Even now, I’m sure one of them would point out, for the sake of accuracy, that a) we don’t have icebergs in Indiana, and b) even if we did, they wouldn’t fall under our purview, but would instead come under the jurisdiction of the Department of Natural Resources, unless of course, we were asked to assist them, and would do so only with the express written approval of the State Health Commissioner and oh God, I’m going to scream.
To them, the phrase “it goes without saying” was a personal challenge, because it damn well couldn’t.
It comes down to this: your readers aren’t stupid.
Your readers are smart, capable, educated people who can make logical leaps.
It means I don’t need to be 100 percent technically accurate, as long as I’m correct. I don’t need to specify that water has a surface, and there are things below it. You know that if an iceberg has one-eighth out of the water, the other seven-eighths are somewhere close by. You know that each time I say “Hemingway,” I don’t have to specify “Ernest” to let you know I didn’t switch to Mariel when you weren’t looking.
Your own content marketing can be great if you can “ride the iceberg” and learn what to leave out of your writing. Your readers are smart, and they’ll be able to follow along. Just focus on being correct, and you’ll be fine.
The Other Side of the Coin: You Need As Many Details As Possible
But this also means you need to know as much as possible about your subject. You need to immerse yourself in it and absorb as many details as possible. If you don’t know something, your content marketing will be weak.
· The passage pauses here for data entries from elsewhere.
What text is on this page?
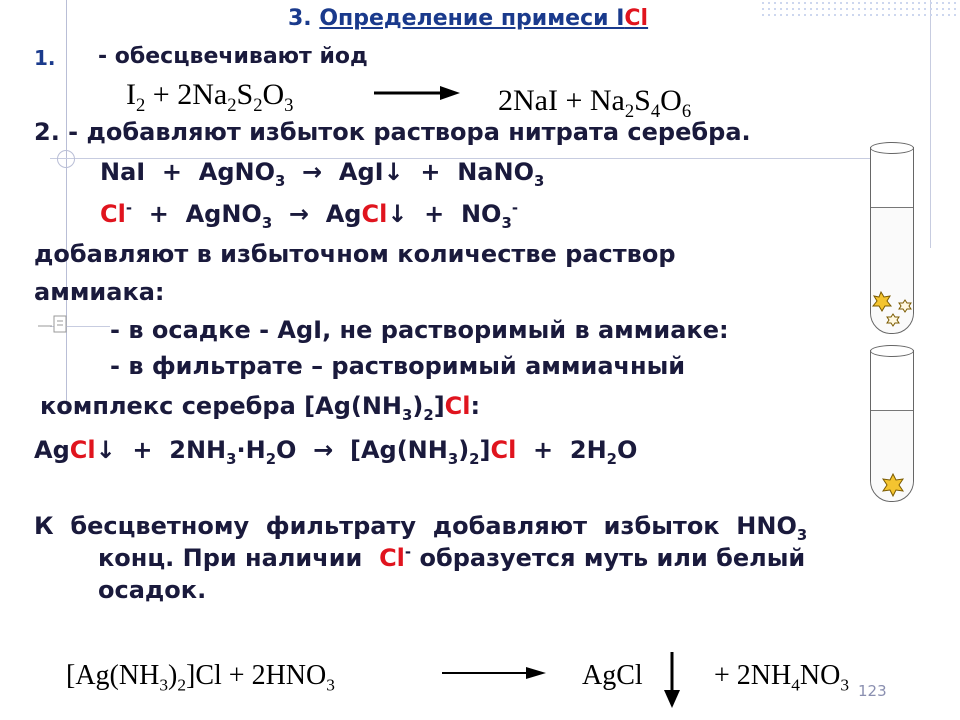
3. Определение примеси ICl
1. - обесцвечивают йод
$I_2 + 2Na_2S_2O_3$	$2NaI + Na_2S_4O_6$
2. - добавляют избыток раствора нитрата серебра.
NaI  +  AgNO$_3$  →  AgI↓  +  NaNO$_3$
Cl-  +  AgNO$_3$  →  AgCl↓  +  $NO_3^-$
добавляют в избыточном количестве раствор
аммиака:
- в осадке - AgI, не растворимый в аммиаке:
- в фильтрате – растворимый аммиачный
комплекс серебра $[Ag(NH_3)_2]Cl$:
AgCl↓  +  $2NH_3\cdot H_2O \to [Ag(NH_3)_2]Cl + 2H_2O$
К  бесцветному  фильтрату  добавляют  избыток  $HNO_3$
конц. При наличии  Cl- образуется муть или белый
осадок.
$[Ag(NH_3)_2]Cl + 2HNO_3$	AgCl	+ $2NH_4NO_3$ 123
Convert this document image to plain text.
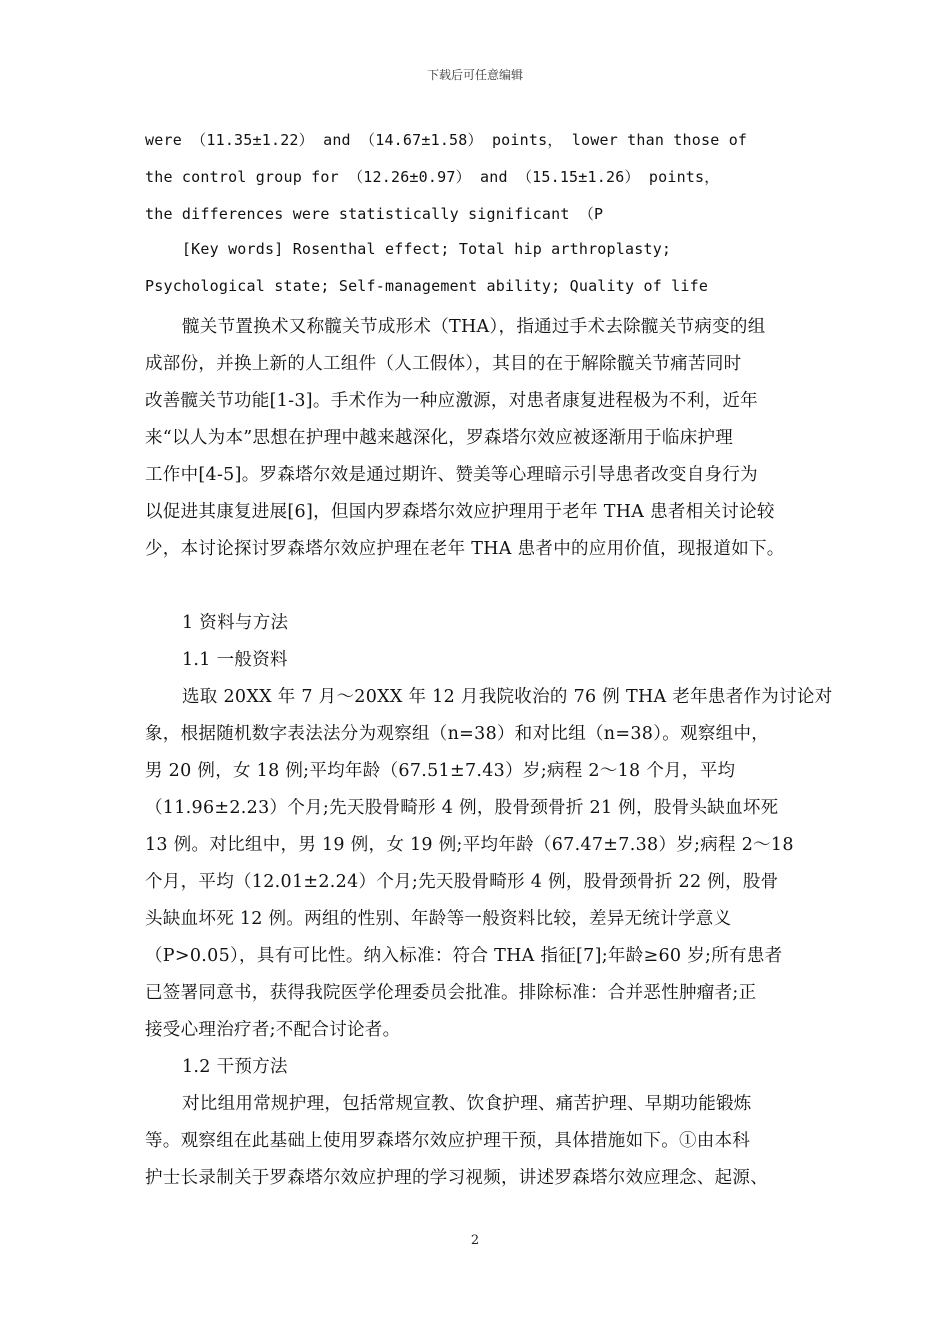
下载后可任意编辑
were （11.35±1.22） and （14.67±1.58） points， lower than those of
the control group for （12.26±0.97） and （15.15±1.26） points，
the differences were statistically significant （P
[Key words] Rosenthal effect; Total hip arthroplasty;
Psychological state; Self-management ability; Quality of life
髋关节置换术又称髋关节成形术（THA），指通过手术去除髋关节病变的组
成部份，并换上新的人工组件（人工假体），其目的在于解除髋关节痛苦同时
改善髋关节功能[1-3]。手术作为一种应激源，对患者康复进程极为不利，近年
来“以人为本”思想在护理中越来越深化，罗森塔尔效应被逐渐用于临床护理
工作中[4-5]。罗森塔尔效是通过期许、赞美等心理暗示引导患者改变自身行为
以促进其康复进展[6]，但国内罗森塔尔效应护理用于老年 THA 患者相关讨论较
少，本讨论探讨罗森塔尔效应护理在老年 THA 患者中的应用价值，现报道如下。
1 资料与方法
1.1 一般资料
选取 20XX 年 7 月～20XX 年 12 月我院收治的 76 例 THA 老年患者作为讨论对
象，根据随机数字表法法分为观察组（n=38）和对比组（n=38）。观察组中，
男 20 例，女 18 例;平均年龄（67.51±7.43）岁;病程 2～18 个月，平均
（11.96±2.23）个月;先天股骨畸形 4 例，股骨颈骨折 21 例，股骨头缺血坏死
13 例。对比组中，男 19 例，女 19 例;平均年龄（67.47±7.38）岁;病程 2～18
个月，平均（12.01±2.24）个月;先天股骨畸形 4 例，股骨颈骨折 22 例，股骨
头缺血坏死 12 例。两组的性别、年龄等一般资料比较，差异无统计学意义
（P>0.05），具有可比性。纳入标准：符合 THA 指征[7];年龄≥60 岁;所有患者
已签署同意书，获得我院医学伦理委员会批准。排除标准：合并恶性肿瘤者;正
接受心理治疗者;不配合讨论者。
1.2 干预方法
对比组用常规护理，包括常规宣教、饮食护理、痛苦护理、早期功能锻炼
等。观察组在此基础上使用罗森塔尔效应护理干预，具体措施如下。①由本科
护士长录制关于罗森塔尔效应护理的学习视频，讲述罗森塔尔效应理念、起源、
2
Hemingway — Ernest, not Mariel — also said in Death In The Afternoon:
If a writer of prose knows enough about what he is writing about, he may omit things that he knows. . . A writer who omits things because he does not know them only makes hollow places in his writing.
Journalists who cover a story learn as much as they can, becoming an expert for a day. They learn what to leave out because they always gather much more information than they need. This is how they avoid the hollow places.
This means content marketers should either be experts in their subject, or they should be very good at conducting interviews with subject matter experts. Either way, they need as many details as possible in order to make intelligent choices about what to leave out and what to keep in.
Using the Iceberg Theory in your content marketing means two things: 1) don’t overwrite. Leave out details so you don’t bore your readers to death. But, 2) make damn sure you know the details you’re leaving out. Don’t leave things out due to ignorance or laziness. Your work will suffer, and your readers will know the difference.